As Hurricane Sandy bears down on the northeastern United States, investors and traders have every reason to be nervous. Recent reports say that the storm may be unlike anything ever experienced by the northeast, and may cause hundreds of millions, or even billions of dollars in damages. A major disaster (think Hurricane Katrina) has the potential to cause the entire market to take a dive.
Even if the storm is not as bad as it "could" be, there are several sectors that will be affected, and the degree to which they are affected will have to do with the level of damage caused. Investors need to know the best ways to protect themselves, should things go badly early this week.
Possibly the sector to keep the closest eye on is insurance companies, such as Hartford (HIG), Travelers (TRV), and Chubb (CB). Travelers, for example, derives 18% of its income from homeowner policies. If the winds stay as strong as they are forecast to, these companies will have a great deal of expenses in the upcoming months, and this could have an adverse effect on stock prices.

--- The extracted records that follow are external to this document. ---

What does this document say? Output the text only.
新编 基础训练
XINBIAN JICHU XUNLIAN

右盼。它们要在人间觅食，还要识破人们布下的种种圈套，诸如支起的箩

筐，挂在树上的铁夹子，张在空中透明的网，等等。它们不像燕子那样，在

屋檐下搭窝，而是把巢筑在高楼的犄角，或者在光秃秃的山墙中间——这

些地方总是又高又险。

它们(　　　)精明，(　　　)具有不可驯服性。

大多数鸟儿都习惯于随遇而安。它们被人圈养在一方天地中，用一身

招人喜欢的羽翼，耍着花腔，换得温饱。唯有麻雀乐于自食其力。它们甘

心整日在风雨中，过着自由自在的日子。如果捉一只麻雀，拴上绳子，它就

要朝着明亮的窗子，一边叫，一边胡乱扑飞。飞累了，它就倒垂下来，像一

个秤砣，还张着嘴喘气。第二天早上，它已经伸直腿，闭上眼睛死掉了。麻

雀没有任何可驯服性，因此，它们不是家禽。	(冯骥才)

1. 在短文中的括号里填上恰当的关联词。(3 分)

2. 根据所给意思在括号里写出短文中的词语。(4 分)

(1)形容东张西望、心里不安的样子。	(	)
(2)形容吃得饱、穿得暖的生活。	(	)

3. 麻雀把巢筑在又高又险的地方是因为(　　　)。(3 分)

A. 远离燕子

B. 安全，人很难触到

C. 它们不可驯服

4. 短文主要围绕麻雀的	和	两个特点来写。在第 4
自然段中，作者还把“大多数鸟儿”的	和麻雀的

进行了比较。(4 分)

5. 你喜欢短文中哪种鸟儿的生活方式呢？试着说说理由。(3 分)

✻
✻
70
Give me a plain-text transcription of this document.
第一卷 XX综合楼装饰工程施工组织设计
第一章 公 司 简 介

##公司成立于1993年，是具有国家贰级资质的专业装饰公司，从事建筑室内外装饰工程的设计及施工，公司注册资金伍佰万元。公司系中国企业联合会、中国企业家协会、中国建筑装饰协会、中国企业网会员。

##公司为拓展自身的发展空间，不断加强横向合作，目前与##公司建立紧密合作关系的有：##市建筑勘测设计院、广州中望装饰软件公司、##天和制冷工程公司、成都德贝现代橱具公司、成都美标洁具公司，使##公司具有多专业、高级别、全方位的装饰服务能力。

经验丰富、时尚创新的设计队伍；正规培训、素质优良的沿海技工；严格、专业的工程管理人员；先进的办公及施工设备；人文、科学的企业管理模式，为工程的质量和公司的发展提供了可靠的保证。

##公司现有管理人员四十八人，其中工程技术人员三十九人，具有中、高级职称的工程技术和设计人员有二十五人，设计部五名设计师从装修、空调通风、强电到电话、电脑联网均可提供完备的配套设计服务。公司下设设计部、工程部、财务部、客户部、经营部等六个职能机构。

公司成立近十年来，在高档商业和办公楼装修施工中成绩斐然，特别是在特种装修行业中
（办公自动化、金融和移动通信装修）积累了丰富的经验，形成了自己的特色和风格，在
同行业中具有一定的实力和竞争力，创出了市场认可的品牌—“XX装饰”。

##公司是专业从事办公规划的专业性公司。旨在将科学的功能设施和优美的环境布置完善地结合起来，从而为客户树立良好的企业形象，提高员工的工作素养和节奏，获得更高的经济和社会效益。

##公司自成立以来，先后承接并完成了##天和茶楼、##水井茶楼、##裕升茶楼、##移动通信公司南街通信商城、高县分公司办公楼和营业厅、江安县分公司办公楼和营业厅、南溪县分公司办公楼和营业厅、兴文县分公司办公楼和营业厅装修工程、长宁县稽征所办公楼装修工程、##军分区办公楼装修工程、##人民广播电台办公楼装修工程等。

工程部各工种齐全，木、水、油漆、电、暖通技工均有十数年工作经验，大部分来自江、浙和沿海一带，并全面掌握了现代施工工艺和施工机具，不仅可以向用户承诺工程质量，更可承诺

For those who don't know how insurance works when it comes to storms, here is a brief summary. I happen to live in the Florida Keys, where if anything we are over prepared for storms. The biggest potential issue with this (or any) storm is flooding, and right now there is a forecast of a 4-8 foot storm surge for most of the New Jersey and New York coasts. What a lot of investors and homeowners don't realize is that a homeowner's policy does not cover flood damage, nor does it cover most damage from winds associated with a named tropical storm. On my own house, I have to have three separate policies; homeowner's, windstorm, and flood, in order to cover all potential tropical storm damage. The way my insurance agent described it to me was that flood insurance covers anything damaged by water that enters the house and that windstorm insurance covers any damage that occurs when an entry barrier to the house (door, window, or roof) is damaged or blows away. Homeowner's covers all damage other than that. This does not add up well for residents of New Jersey and New York, especially those residents that reside inland, and have never had to worry about this before.
This brings me to the other sector that is likely to be affected, however in a positive way: home improvement companies. Other than the obvious home improvement giants, like Home Depot (HD) and Lowe's (LOW), which would benefit enormously from flood damage that needed to be repaired, there are smaller niche companies that may benefit much more. Any South Floridian knows that the main concern with wind damage has to do with roofing. Where I live, roofs are built to withstand 150 mph winds, however in non-tropical and non-coastal settings, this is not the case. When building houses 50 miles inland in New Jersey, hurricanes were the furthest thing from the minds of the builders. And, as anyone who has had to pay out of pocket to replace a roof can tell you, it's not cheap. The best plays on a surge of roofing repair are Owens Corning (OC) and Beacon Roofing Supply (BECN), both of whom could provide great insurance to investors should the storm be worse than expected and the overall market declines in response.